Opening Night ARKIPEL 2019: Dilarang Masuk, Kecuali Para Bromocorah!

Tahun ini, ARKIPEL – Jakarta International Documentary and Experimental Film Festival hadir lagi, kali ini mengusung tema bromocorah. Malam pembukaan ARKIPEL diadakan di GoetheHaus, Goethe-Institut Jakarta pada hari Senin, 20 Agustus 2019. Sejak pukul 19.00, para pengunjung mulai memadati area foyer GoetheHaus, mengantri tak sabar untuk melihat ada apa di balik pintu auditorium yang ditempel tulisan “DILARANG MASUK – ARKIPEL 2019” itu.

Seremoni dibuka dengan penampilan performans dari 69 Performance Club berjudul The Partisan. Karya ini, sebagai rangkaian dari proyek yang masih terus berlanjut, dirancang oleh Otty Widasari dengan Kelompok Teater. Penampilan ini bermain-main dengan nyanyian riang “Kopral Jono” dan gerakan-gerakan seragam para kelompok bersepatu bot. Para penampil menggunakan kilat dari kamera ponsel mereka untuk menciptakan efek-efek cahaya, diamplifikasi oleh efek gaung yang dihasilkan oleh manipulasi audio; serta rekaman live-streaming via Youtube dan proyeksinya di panggung yang berlangsung secara simultan. Kombinasi aspek-aspek tersebut menghasilkan efek khas bromocorah: ketidakterdugaan.

Penampilan tersebut diikuti oleh sambutan dari Direktur Festival, Yuki Aditya. Menurut penjabarannya, tahun ini terpilih 28 filem dalam seksi Kompetisi Internasional yang terseleksi dari 1.232 filem. Total terdapat 83 negara yang mengirim karyanya dalam jangka waktu 3 bulan. ARKIPEL juga akan menghadirkan program pemutaran lainnya seperti Program Kuratorial, Presentasi Khusus, Penayangan Khusus, dan Candrawala yang semuanya akan dilakukan di GoetheHaus. Selain itu, ada pula pameran Kultursinema #6 di Museum Nasional yang akan diadakan hingga 25 Agustus 2019. Program ini menampilkan arsip-arsip produksi instansi pemerintah Perum PFN pada periode 1950-an-1970an lewat seri filem berita bertajuk Gelora Indonesia. Selanjutnya, ia memperkenalkan para panitia inti yang terlibat dalam organisasi ARKIPEL 2019. 
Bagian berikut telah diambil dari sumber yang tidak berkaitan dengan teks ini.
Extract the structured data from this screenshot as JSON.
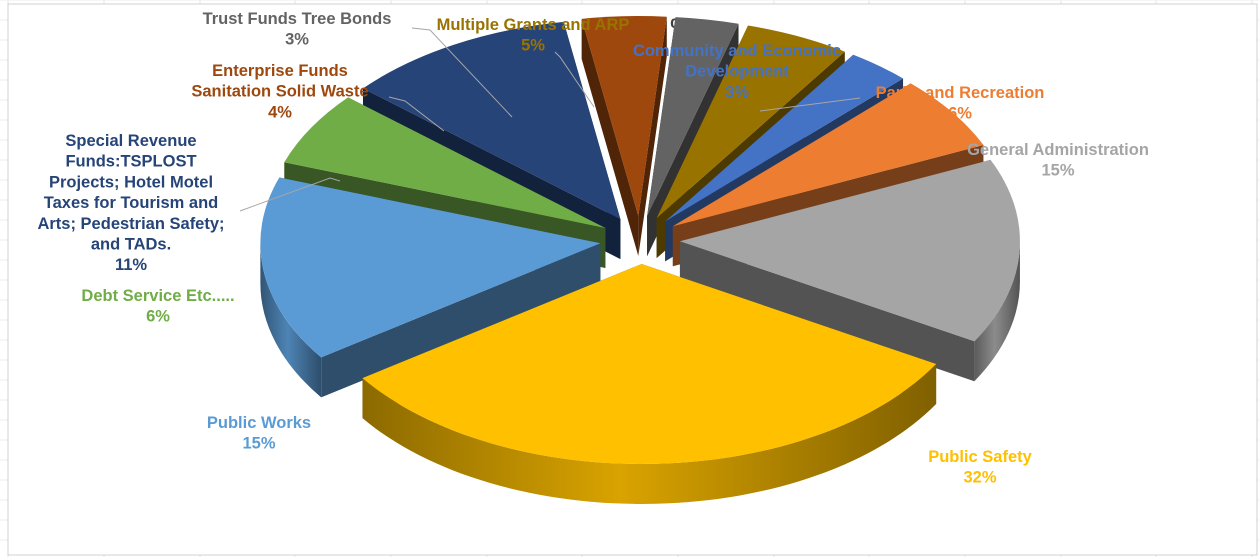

Hafiz sebagai ketua Forum Lenteng turut menyambut para penonton dengan hangat. Menurut beliau, festival tahun ini kecil dan bermakna. Mengenai tema tahun ini, bromocorah, ia berkomentar bahwa tema tersebut cukup menantang untuk direalisasikan, namun juga personal.

Selanjutnya, filem-filem pembuka pun ditayangkan, antara lain Chinafrika.mobile karya Daniel Kotter dari Jerman; Steine (Stones) karya Jorn Staeger dari Jerman pula; Adegan Yang Hilang dari Petrus karya Arief Budiman dari Indonesia; dan akhirnya Chairs karya Avner Pinchover dari Israel. Sebagaimana dikemukakan Anggraeni Widhiasih sebagai perwakilan dari tim selektor, keempat filem ini mampu mewakili konsep bromocorah yang membingkai keseluruhan festival tahun ini. Filem-filem tersebut mencoba menawarkan kemungkinan dalam membingkai realitas dengan cara-cara di luar kesepakatan sinema yang mapan. Adanya celah pengetahuan yang berasal dari teknologi mutakhir justru menciptakan bahasa sinema yang luwes dan spekulatif, yang mampu menerjemahkan gejala-gejala global terkini. 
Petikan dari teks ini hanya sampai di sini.